Train to be a secondary school teacher with the prestigious Cornwall School Centred Initial Teacher Training programme

PGCE M/H

In addition to providing QTS certification, Cornwall SCITT is able to offer you a choice of two routes towards achieving your PGCE:

  • The ‘traditional’ route (i.e. that which has been known as the PGCE for many years) which is taught and assessed at honours graduate level through the submission of written assignments.  This route leads to the award of the Professional Graduate Certificate in Education (PGCE-H) in addition to the Qualified Teacher Status award.
  • The ‘new’ route (i.e. that which has been developed since September 2007) is taught and assessed at Masters level.  This route leads to the award of the Post-Graduate Certificate in Education (PGCE-M) in addition to the Qualified Teacher Status award.  Successful students gain 60 credits at Masters level which can be used towards the 180 credits needed for a full Masters degree award. 

 The PGCE-M programme is academically more demanding and rigorous than the PGCE-H programme and students can expect to take on approximately 20% of extra work load and time compared to that required for the PGCE-H programme.  Students choosing this programme would need to feel confident about their previous performance with academic work as would we. For this reason, any final decisions on routes will be by negotiation with Cornwall SCITT management.
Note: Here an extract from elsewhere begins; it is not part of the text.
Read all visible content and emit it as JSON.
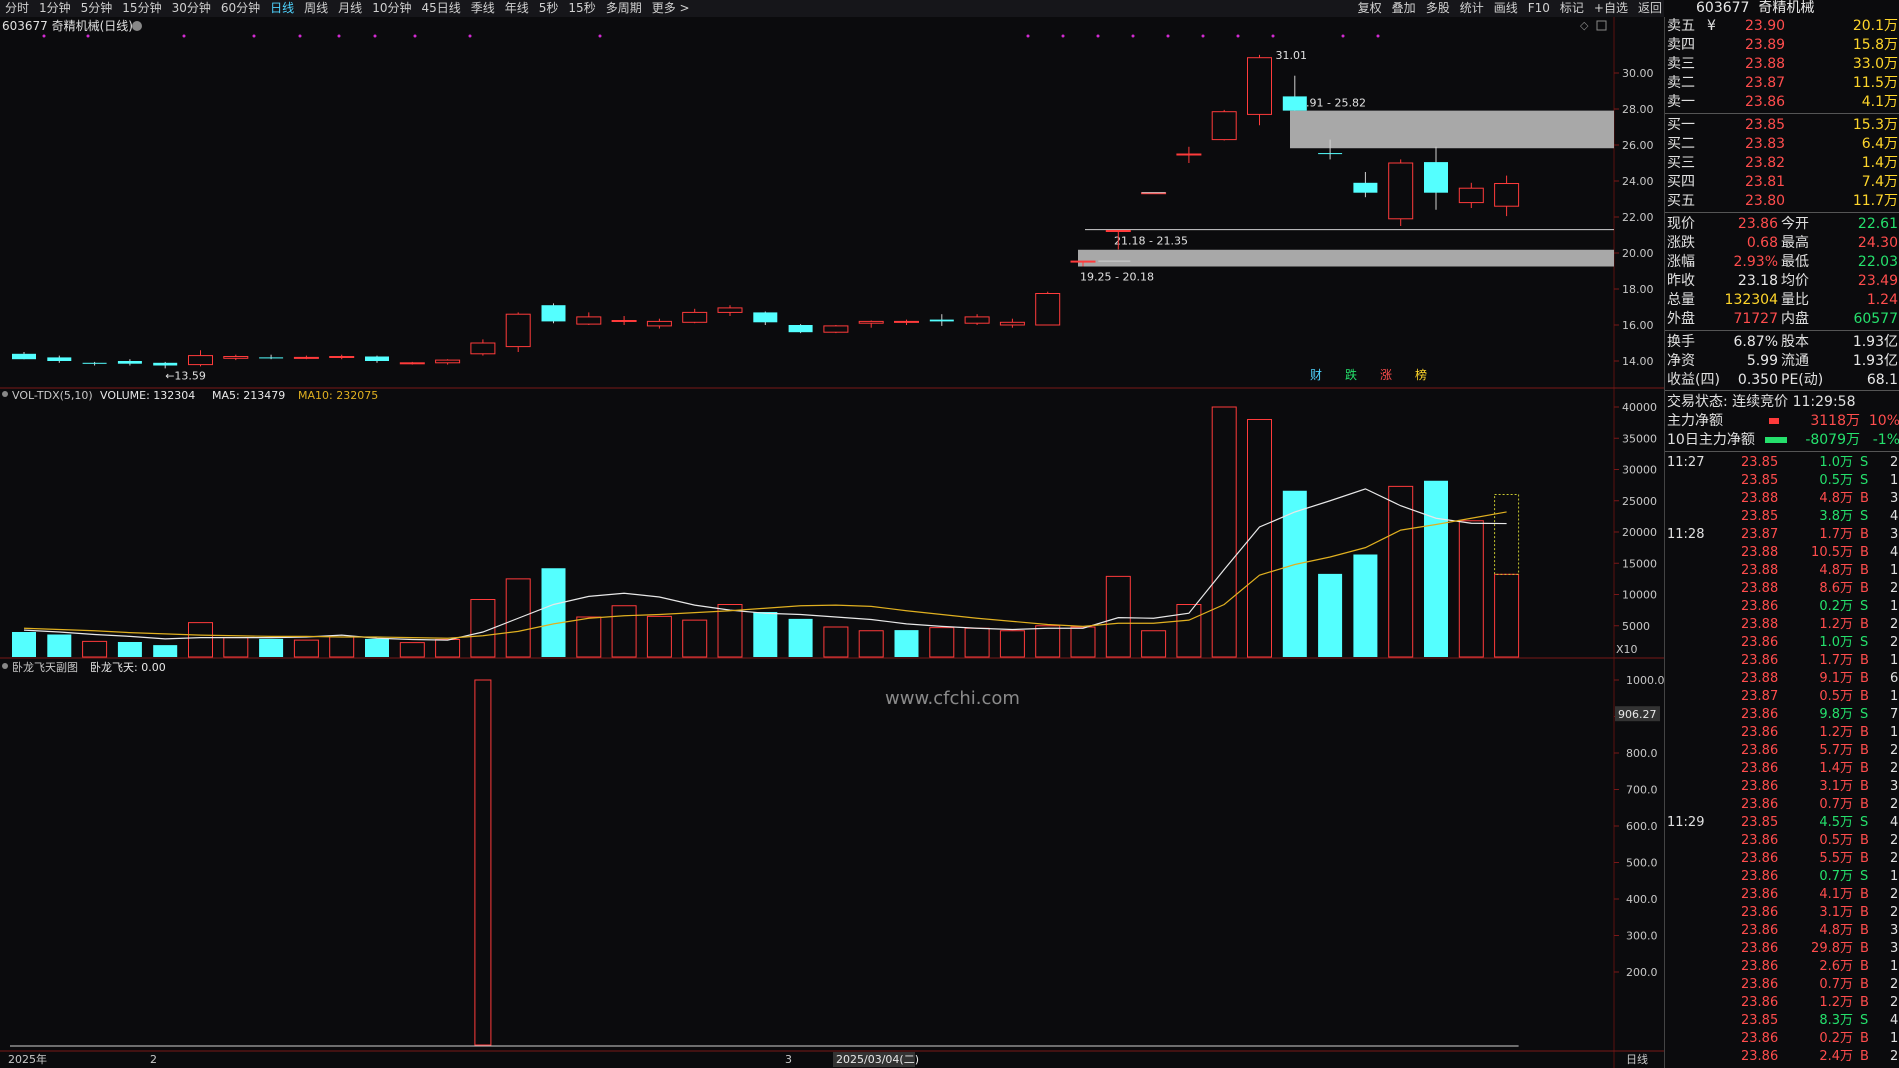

Both PGCE programmes help students to become more critically aware of the underlying issues and theories in secondary school education and set these in a broader educational context than that of students’ immediate concerns in their training year.  The PGCE-M programme develops the criticality skill further through lectures, readings and peer work and the submission of a set of written assignments and presentations.  Students will be expected to engage with academic study in addition to the pressing concerns of the classroom; a challenge that some, but not all, feel well placed and prepared to make at this stage in their preparation for a career in teaching.